666 : Bloodstock - Moving with the Times

Bloodstock 2025 selling out a full ten months before the event may have caught some off-guard, but if you stand back and view the linear progression of the festival, it’s really no surprise. Since its inception as an outdoor event twenty years ago, it has operated on a firmly upward trajectory, slowly but surely building in size and stature. When I first started attending in the late noughties, the site felt roomy and almost luxurious in the amount of space it provided us punters. The 25,000 capacity felt an inconceivable and unachievable number as we stood amongst 10,000 of our peers watching Europe, Children of Bodom and Immortal headline. But it is now obvious there was a masterplan. Paul and, subsequently Adam, Vicki and Rachael had a vision, and this year’s early sell-out is a testament to that vision.

But what is the north star that has guided the festival from a distinctly cult event to a bona fide alternative to the behemoth that is Download? For me, both as a punter of sixteen years and a music journalist covering it for the last few years, it is blindingly obvious. The festival has grown, evolved and matured with both its audience and the music that it covers. There are plenty of festivals that I have grown out of. Leeds used to be my destination of choice in the early noughties when Maiden, Metallica and Linkin Park trod its boards, nowadays I swear I don’t recognise 99% of the names on the bill, including the headliners. Even Download feels rather like a foreign country that is going off in a distinctly different direction to that of my distinct personal tastes. 

But Bloodstock has developed with us. It has kept pace with the evolution of my musical appreciation and has morphed its offer as my life has changed. I have friends who I met in the fields of Catton when they were but teens. They are now adults with families of their own, yet they don’t feel they have outgrown or moved beyond Bloodstock. The Gregory family have achieved the incredible by making us great unwashed feel like we are stakeholders in the festival. We are not treated as silent consumers, with no other role to fulfil than blindly opening our collective wallets and feeding the capitalist machine. Through constant social media interaction and brave unswerving honesty Adam and Vicki (with Rachael diligently in the wings) have ensured the festival feeds what we want. The disappearance of the fairground (a constant subject of derision online) is the perfect example of how they listen and mould.

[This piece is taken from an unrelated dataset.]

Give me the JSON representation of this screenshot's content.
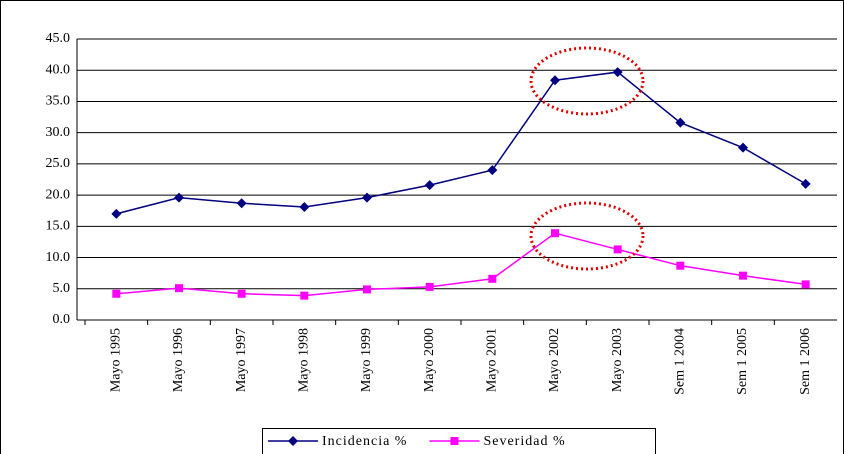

The other zeitgeist, they have kept up with the is the fast-moving development of heavy music. Many may attribute the early sell out to the headline berths awarded to Machine Head, Trivium and Gojira. In the same breath they may well state there is a distinct shift into Download territory, forgetting however that Bloodstock had the former two headline in 2012 and 2015 respectively with no such complaints and that they have championed Gojira for over fifteen years, allowing them to steadily climb the bill. But actually, you need to go under the bonnet of the 2025 bill to see where the real money shots are.

Alongside the veterans and crowd-pleasers, you will find Paleface Swiss and Kublai Khan, unarguably two of the most venerated names in modern metal. These are the bands that are keeping our music fresh and exciting (I would also throw Heriot and Undeath in for good measure) and it is the fact that Bloodstock provides a platform for the bands of the future as well as the names of the past that assures its rude health. Bloodstock are attracting new blood (pun intended) without betraying or abandoning those of us who built its reputation. Bloodstock has changed and grown, but then again, so have the various members of my own personnel bloodstock family. The genius is that we and the festival have changed and grown together.